Here are some dos and don’ts for cleaning your contact lenses:

  • Do wash your hands with soap and water before touching your contact lenses.
  • Use antibacterial soap where possible, and dry your hands with a lint-free towel. Don’t use oil or lotion-based soaps, which can cloud or soil your lenses.
  • Do use fresh, contact lens cleaning solution every time.
  • Don’t use tap or sterile water, saliva, saline solution or rewetting drops. None of these serve to disinfect and properly clean your contact lenses.
  • Do rub your contact lenses with your fingers, and rinse them with fresh cleaning solution afterward.

“Rub and rinse” is the best way of cleaning contact lenses, even with “no-rub” contact lens cleaning solutions.

  • Don’t let fingernails touch your lenses. Nails aren’t only sharp; they’re a great haven for germs and dirt.
  • Do rinse your contact lens case with fresh solution, and leave it overturned and open to dry.
  • Don’t clean your case with water, which can contain impurities and microorganisms.
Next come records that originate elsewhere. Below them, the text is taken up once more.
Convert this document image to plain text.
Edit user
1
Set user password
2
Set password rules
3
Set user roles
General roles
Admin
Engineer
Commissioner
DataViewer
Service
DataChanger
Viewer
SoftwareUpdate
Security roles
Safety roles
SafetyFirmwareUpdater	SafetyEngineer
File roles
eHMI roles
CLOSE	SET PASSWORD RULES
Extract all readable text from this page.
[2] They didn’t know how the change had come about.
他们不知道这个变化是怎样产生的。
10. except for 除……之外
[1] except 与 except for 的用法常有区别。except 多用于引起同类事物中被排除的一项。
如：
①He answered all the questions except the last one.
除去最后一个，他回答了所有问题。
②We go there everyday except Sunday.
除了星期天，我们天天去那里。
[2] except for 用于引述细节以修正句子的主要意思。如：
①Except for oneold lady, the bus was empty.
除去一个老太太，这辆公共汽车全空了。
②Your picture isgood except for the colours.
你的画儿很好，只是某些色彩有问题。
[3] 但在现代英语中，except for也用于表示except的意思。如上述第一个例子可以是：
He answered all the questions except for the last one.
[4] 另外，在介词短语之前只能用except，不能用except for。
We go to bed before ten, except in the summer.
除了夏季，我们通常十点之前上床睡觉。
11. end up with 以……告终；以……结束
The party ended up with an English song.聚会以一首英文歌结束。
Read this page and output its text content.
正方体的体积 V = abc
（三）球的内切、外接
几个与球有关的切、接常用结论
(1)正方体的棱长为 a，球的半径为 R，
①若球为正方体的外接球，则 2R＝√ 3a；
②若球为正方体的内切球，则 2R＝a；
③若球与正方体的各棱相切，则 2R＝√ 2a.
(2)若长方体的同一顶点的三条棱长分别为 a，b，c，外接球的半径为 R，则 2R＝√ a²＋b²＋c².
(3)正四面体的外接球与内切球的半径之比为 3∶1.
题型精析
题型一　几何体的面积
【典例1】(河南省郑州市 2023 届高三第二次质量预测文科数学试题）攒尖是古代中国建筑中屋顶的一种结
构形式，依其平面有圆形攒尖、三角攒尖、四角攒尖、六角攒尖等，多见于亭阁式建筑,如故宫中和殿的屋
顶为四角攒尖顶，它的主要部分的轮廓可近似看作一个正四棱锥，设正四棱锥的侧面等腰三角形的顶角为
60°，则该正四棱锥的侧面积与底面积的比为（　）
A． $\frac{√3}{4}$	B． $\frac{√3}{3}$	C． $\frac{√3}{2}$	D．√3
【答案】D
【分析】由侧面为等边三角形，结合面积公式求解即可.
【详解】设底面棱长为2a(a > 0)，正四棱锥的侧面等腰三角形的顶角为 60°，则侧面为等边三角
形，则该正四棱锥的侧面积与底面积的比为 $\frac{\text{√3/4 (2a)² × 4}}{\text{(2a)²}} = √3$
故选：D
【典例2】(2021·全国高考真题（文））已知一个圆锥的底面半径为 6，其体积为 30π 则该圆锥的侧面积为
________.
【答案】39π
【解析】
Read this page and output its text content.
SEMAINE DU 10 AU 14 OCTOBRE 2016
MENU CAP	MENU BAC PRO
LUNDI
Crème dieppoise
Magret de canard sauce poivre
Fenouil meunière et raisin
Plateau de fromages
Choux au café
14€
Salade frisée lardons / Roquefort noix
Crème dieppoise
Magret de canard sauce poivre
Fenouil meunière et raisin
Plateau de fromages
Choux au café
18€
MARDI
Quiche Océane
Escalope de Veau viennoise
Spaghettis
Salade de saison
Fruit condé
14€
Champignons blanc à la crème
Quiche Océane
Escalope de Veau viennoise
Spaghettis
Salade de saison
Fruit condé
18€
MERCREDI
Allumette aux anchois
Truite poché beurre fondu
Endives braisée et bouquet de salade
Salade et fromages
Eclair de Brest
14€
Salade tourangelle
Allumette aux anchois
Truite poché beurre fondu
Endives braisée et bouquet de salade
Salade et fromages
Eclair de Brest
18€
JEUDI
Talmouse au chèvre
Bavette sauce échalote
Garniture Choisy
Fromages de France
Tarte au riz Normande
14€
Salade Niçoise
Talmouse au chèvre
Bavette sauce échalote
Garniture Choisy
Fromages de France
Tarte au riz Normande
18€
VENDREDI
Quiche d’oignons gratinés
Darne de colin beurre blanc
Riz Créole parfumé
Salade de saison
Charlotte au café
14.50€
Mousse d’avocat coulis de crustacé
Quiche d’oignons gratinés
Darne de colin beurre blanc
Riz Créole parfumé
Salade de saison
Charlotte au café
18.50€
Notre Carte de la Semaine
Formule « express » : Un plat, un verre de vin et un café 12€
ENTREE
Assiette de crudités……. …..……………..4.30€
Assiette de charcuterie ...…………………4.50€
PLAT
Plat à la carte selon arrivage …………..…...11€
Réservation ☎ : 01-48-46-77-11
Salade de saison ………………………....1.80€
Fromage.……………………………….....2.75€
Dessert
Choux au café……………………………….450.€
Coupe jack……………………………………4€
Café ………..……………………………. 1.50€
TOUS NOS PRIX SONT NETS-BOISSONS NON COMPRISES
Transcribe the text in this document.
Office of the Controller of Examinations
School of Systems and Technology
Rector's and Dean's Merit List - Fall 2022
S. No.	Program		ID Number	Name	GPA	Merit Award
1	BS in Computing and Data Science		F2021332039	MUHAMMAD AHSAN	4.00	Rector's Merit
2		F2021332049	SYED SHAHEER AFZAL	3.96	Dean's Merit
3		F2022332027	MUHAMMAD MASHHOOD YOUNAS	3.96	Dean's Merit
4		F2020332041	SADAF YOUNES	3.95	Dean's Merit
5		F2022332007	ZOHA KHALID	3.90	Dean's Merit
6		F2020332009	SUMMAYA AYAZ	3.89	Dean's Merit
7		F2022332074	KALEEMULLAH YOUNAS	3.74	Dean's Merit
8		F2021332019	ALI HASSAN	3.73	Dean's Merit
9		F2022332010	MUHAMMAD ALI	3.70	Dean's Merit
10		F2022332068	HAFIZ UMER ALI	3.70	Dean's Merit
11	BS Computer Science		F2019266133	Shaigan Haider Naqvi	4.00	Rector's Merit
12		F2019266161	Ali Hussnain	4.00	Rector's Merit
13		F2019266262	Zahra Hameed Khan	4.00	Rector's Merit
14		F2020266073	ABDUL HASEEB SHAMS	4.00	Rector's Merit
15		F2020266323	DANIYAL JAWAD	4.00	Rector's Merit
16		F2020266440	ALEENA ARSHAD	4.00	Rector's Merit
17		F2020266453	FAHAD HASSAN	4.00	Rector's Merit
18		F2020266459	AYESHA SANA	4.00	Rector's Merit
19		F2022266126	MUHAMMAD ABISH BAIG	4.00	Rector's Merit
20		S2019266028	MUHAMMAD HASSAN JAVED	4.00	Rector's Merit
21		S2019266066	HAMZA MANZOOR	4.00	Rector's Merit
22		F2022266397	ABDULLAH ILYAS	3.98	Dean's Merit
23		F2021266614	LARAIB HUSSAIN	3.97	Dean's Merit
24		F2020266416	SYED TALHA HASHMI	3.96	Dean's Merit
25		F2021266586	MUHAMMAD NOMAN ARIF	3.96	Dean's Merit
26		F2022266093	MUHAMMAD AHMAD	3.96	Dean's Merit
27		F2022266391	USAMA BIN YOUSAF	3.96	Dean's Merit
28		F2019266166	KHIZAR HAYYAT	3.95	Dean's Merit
Also, don’t leave your case near the toilet or in humid places, which allow mildew and germs to build up.

Other ways to keep contacts clean

  • Don’t transfer contact lens cleaning solutions into smaller containers for travel or storage, which can compromise the sterility of your solution.
  • Keep your solution bottle tightly capped, and avoid contact with surfaces or objects while in use.
  • Replace your contact lens case at least every three months.
  • Never wear your contact lenses more than 30 days after first opening.
  • Avoid air smoke and other pollutants, which can enter your eyes and cause irritation and infection.
  • Always follow instructions

Instructions that accompany your contact lenses, your contact lens case and your contact lens cleaning solution are, along with your eye doctor’s directions, designed to provide the best care and performance for your particular wearing and cleaning context.